On May 12, 3:06 am, Hans Mulder <han... at xs4all.nl> wrote:
> On 03/05/2011 09:52, rusi wrote:
>
> > [If you believe it is, then try writing a log(n) fib iteratively :D ]
>
> It took me a while, but this one seems to work:
>
> from collections import namedtuple
>
> Triple = namedtuple('Triple', 'hi mid lo')
> Triple.__mul__ = lambda self, other: Triple(
>      self.hi * other.hi + self.mid * other.mid,
>      self.hi * other.mid + self.mid * other.lo,
>      self.mid * other.mid + self.lo * other.lo,
> )
>
> def fib(n):
>      f = Triple(1, 1, 0)
>      a = Triple(1, 0, 1)
>      while n:
>          if n & 1:
>              a *= f
>          f *= f
>          n >>= 1
>      return a.mid
>
> -- HansM

Bravo! Can you explain this?

The tightest way I knew so far was this:
The 2x2 matrix
0 1
1 1
raised to the nth power gives the nth fibonacci number. [And then use
a logarithmic matrix mult]
Your version is probably tighter than this.

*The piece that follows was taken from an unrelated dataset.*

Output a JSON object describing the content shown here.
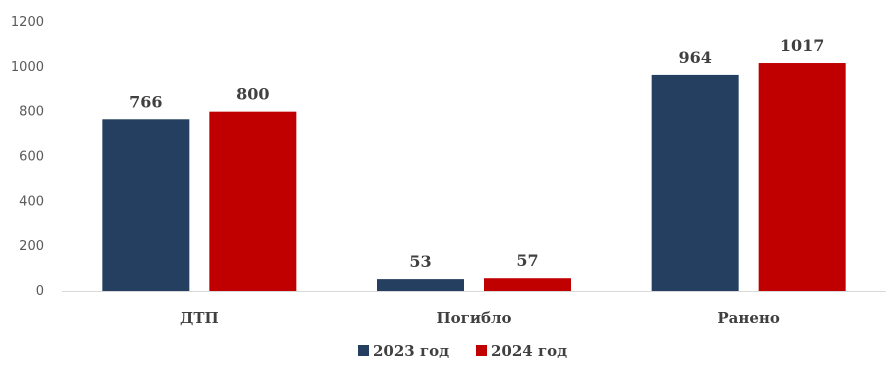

Yet one could argue that this is 'cheating' because you (and I) are
still solving the power problem.

What I had in mind was to use fib results like:
f_(2n) = f_n^2 + f_(n+1)^2
and use these in the same way (from  first principles) like we use the
equation
x^2n = (x*x)^n
to arrive at a logarithmic power algo.